La storia di speranza, tuttavia, non risparmia un altro aspetto doloroso di chi affronta il viaggio verso l’altro capo del Mediterraneo: le famiglie rimangono indietro e non tutte sono in grado di accogliere questa scelta radicale. La lettera della madre di Momo introduce un passaggio intimo e struggente, che consegna un peso morale che il protagonista porta sulle proprie spalle a ogni turno di lavoro. La distanza non produce indifferenza, produce una responsabilità nuova: contribuire al benessere della famiglia e intanto costruirne una, libera dalla fame e dalla guerra.
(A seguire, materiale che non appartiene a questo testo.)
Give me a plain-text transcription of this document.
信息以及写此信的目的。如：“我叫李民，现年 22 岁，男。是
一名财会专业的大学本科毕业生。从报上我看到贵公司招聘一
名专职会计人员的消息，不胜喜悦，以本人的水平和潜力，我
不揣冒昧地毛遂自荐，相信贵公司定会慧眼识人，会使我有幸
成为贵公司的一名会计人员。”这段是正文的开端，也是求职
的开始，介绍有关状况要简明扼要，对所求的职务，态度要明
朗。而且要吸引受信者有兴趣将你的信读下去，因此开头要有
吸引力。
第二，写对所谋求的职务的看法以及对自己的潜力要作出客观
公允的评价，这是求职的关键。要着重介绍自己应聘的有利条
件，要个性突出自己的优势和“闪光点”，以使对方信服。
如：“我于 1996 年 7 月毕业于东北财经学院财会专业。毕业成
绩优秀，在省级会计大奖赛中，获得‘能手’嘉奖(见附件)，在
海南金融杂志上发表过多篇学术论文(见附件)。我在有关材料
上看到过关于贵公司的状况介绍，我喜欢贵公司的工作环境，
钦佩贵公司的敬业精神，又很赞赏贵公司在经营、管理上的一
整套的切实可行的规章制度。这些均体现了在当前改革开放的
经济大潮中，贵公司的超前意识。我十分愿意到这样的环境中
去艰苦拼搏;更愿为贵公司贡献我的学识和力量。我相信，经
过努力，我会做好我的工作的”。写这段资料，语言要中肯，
Lo stile di Davide Tosto regge l’ambizione di lanciare un messaggio potente perché sceglie la via colloquiale. La sintassi è piana, il lessico diretto, la sequenza degli eventi procede con linearità e incastri di memoria. L’autore dichiara di rivolgersi in particolare ai coetanei e costruisce un ponte intergenerazionale che comprende gli adulti come compagni di lettura. In questa economia del dire, le frasi cercano il contatto con l’emozione del lettore . Il risultato parla a chi desidera una storia capace di farsi incontro, con un tono sincero e conciso, orientato a entrare diritto nel cuore. “Trecento giorni per salvarsi” è un libro di pace, destinato a sradicare l’odio e il pregiudizio, ad accendere l’attenzione sulle vite vicine, troppo spesso pensate come lontane.
Il punto più alto del messaggio riguarda la vigilanza . Si finisce per assuefarsi al dolore altrui con una facilità inquietante, soprattutto quando le notizie sembrano ricalcarsi, identiche l’una all’altra. Questa pagina ribalta lo schema: al posto della ripetizione entra una biografia, al posto del numero risuona un nome proprio. Ogni lettore giovane può riconoscersi in un gesto di Momo, ogni adulto può ritrovare la propria responsabilità in un dettaglio di contesto. La pace si costruisce così : non come tregua astratta, ma come cura della parola che chiama per nome, come esercizio dell’ascolto che riduce l’attrito. L’integrazione diventa arte quotidiana: imparare la lingua dell’altro, condividere le regole, tenere insieme le differenze senza annullarle. In queste pagine la diffidenza viene addestrata con la pratica del bene, perché l’amore, in quanto forza creativa, crea contesti, non solo emozioni.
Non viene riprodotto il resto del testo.